SOBOCINSKI: ¿Te inclinas hacia alguna filosofía política en particular?

BAGGE: Sí, tiendo a inclinarme hacia el libertarianismo bastante fuertemente.
SOBOCINSKI: Interesante. Háblame sobre ello.

BAGGE: Sí, bueno, hay un montón de posturas que el partido Libertariano ha tomado y que a nadie más parece importarle, pero creo que son muy importantes. Son el único partido que está abiertamente en contra de la guerra contra las drogas y que quieren legalizarlas, y de hecho, quieren legalizar todas las cosas que están clasificadas como "delitos sin víctimas", como las drogas, la prostitución, y cosas parecidas. Están totalmente en contra de enviar nuestras Fuerzas Armadas al extranjero. Nuestras Fuerzas Armadas únicamente deben existir para proteger nuestras costas y nunca deberían ser enviadas al extranjero.
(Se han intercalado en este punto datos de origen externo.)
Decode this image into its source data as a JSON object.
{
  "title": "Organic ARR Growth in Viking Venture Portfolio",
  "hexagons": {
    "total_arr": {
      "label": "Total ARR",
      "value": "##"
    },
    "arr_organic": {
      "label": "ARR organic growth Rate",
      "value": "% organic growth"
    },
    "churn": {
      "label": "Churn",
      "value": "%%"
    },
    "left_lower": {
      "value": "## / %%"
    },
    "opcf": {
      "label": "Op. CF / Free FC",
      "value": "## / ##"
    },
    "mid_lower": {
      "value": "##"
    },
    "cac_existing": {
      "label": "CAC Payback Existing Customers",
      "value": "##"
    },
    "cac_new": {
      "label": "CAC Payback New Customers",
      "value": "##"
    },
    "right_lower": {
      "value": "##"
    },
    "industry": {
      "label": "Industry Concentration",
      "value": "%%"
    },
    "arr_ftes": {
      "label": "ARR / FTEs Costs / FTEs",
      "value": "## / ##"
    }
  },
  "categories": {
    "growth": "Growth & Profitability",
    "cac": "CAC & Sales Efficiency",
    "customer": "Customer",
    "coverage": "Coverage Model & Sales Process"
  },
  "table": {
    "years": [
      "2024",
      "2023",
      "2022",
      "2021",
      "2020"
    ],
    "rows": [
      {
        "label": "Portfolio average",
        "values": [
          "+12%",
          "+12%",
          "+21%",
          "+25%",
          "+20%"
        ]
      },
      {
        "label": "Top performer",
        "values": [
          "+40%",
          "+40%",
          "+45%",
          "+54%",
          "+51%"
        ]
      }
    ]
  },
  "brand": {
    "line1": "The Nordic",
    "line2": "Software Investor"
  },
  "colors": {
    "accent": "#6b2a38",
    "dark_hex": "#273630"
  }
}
A la larga sólo estamos empeorando la situación de la gente a la que estamos intentando ayudar porque no están aprendiendo cómo poner en orden sus propias problemas o resolver sus propios problemas. Es tan espantoso como parece. Incluso en un situación como la de Somalia, y sé que sonará muy insensible, pero aunque puede que nos haga sentir bien alimentar a gente hambrienta, tan sólo será una solución a corto plazo a un problema que hemos ayudado a crear, no sólo por entrometernos durante la Guerra Fría, sino por la introducción de todo tipo de tecnología e ideas occidentales que tienden a crear más caos del que están diseñadas para evitar.
SOBOCINSKI: O sea, que ese punto de vista permite apelar al sentido de la responsabilidad de la comunidad mundial o sólo se trata de un enfoque más aislacionista o...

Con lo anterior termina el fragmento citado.